European politicians often react to terrorist incidents, by proclaiming that they will not give in to terrorism. They also tell the public that “we” should not give in either. However, ‘not giving in to terrorists’ is not a moral principle, and cannot be.

Firstly, it is often not clear what these politicians mean. The phrase implies that terrorists have made a clear demand, and that the state is considering whether to concede it or not. Sometimes terrorists do make concrete demands — the release of a named prisoner, for example. Usually they do not: they simply circulate propaganda. The propaganda sometime states their ideology, but even that can be more implicit than explicit.

Typically, western politicians also state that certain terrorists are a threat to the West, to our values, to our society, to democracy, to the rule of law. They imply that the terrorists have demanded the abolition of these things, and that their demands have been rejected. In reality, very few terrorists ever make such demands, and certainly not with any expectation of success. Restructuring the constitution and government in European states, has effectively zero priority for ISIS, for instance.

No non-western terrorist group is capable of ‘defeating the West’ anyway. They simply do not have the power to replace western democracy with, for instance, an Islamic state. The most prominent Islamist groups, the alleged existential threat to the West, are generally incapable of large-scale direct actions there. The September 11 attacks in the United States were a rare exception, but even then, there was no question of overthrowing the US government. In Europe no attack has been comparable in terms of casualties. Major attacks are very rare, and terrorism is an insignificant cause of death in Europe, even in relation to violent deaths in general.

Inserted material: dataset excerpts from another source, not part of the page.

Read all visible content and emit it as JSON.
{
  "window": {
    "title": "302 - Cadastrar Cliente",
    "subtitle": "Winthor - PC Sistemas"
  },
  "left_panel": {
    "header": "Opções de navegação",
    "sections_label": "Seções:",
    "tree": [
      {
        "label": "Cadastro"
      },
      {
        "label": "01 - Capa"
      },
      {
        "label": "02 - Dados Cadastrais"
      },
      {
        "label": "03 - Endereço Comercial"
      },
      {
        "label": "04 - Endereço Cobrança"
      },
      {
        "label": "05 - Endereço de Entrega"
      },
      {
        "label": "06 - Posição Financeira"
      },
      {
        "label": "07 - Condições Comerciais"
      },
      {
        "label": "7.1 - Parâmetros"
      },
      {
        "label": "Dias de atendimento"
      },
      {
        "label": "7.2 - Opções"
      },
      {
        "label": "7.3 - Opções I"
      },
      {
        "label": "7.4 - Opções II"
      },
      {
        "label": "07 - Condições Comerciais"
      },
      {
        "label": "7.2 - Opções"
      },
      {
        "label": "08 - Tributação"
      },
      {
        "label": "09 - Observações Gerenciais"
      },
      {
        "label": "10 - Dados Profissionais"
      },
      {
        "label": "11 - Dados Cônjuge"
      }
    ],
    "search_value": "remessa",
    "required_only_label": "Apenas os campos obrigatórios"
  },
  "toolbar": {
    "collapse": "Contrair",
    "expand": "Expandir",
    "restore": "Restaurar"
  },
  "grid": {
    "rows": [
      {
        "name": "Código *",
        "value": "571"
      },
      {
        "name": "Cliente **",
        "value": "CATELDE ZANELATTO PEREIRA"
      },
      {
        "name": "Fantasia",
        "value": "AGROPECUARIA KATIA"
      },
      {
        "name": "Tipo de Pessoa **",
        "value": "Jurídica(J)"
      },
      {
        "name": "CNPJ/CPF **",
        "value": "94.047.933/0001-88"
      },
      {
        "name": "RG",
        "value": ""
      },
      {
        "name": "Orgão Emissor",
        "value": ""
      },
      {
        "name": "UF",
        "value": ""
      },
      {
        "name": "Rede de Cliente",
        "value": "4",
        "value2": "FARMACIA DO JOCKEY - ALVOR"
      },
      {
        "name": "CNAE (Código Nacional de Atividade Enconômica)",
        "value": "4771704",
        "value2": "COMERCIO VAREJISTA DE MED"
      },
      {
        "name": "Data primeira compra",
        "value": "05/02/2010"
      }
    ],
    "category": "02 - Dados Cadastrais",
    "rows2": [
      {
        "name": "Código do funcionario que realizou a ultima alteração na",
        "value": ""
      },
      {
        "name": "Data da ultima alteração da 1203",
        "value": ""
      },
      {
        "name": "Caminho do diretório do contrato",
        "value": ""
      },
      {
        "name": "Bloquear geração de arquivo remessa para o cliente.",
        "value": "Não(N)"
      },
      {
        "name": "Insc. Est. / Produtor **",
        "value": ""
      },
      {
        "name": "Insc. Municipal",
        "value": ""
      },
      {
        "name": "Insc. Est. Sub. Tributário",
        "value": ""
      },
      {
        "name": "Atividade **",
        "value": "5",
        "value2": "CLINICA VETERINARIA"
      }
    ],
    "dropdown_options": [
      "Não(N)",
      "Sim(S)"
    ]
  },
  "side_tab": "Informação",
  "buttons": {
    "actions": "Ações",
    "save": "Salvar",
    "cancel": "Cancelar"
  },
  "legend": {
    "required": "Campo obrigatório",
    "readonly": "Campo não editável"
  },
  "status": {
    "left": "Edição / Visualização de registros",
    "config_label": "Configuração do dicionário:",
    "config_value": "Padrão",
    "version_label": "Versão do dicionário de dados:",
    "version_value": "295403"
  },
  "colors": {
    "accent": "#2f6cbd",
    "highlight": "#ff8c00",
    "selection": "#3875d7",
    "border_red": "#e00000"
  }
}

Rejection of demands which were never made in the first place, can certainly not serve as a moral principle. But politics is about who exercises power, and that raises another issue: who decides what a ‘terrorist demand’ is?

If we accept ‘not giving in’ as a guiding principle for state policy, then we grant political power to those who decide exactly what the ‘terrorist demands’ are. A realistic example here is the abortion issue: conservative Christian politicians could claim that ‘terrorists are demanding abortion’, and use that as an excuse to prohibit it. If the state automatically rejects all terrorist demands, then it is politically advantageous to present the position of your opponents as a terrorist demand. In effect an arbitrary veto right is created. Since anyone can use this trick, contradictory claims would be made. Pro-abortion campaigners could equally claim, that some Christian terrorists demand a ban on abortion (which is in fact true).

So, someone would decide which claims are ‘the real terrorist demands’, and that someone is then in a position to decide the policy of the state. That not only lacks transparency, it also lacks logic. That is not the way to run a country — first hold a competition to invent terrorist demands, and then let an arbitrary person arbitrarily select the winner.

In the real world, terrorist groups do indeed make contradictory demands. A classic example is the war in French colonial Algeria. An anti-colonial insurrection among the ethnic Algerians, led by the Front de Libération Nationale (FLN) demanded independence. The substantial ethnic French minority in Algeria, and dissident army officers, formed the right-wing Organisation de l’armée secrète (OAS) to oppose it. France at first violently suppressed the insurrection in Algeria. When General De Gaulle later realised that independence was inevitable, and negotiated with the FLN, the OAS tried to kill him. It would have been impossible to decide the issue of Algerian independence, solely on the principle that ‘all terrorist demands must be resisted’.

So ‘not giving in to terrorism’ is a slogan, and not a workable or desirable principle. Slogans are a political fact in themselves, but they are primarily an expression of emotion. Calls to ‘stand up to terrorism’ tell us that the speaker is angry — about ISIS, for instance. They do not, however, offer any moral guidance on how to react to ISIS, or anything else. Such decisions should be made on the basis of other, better, principles.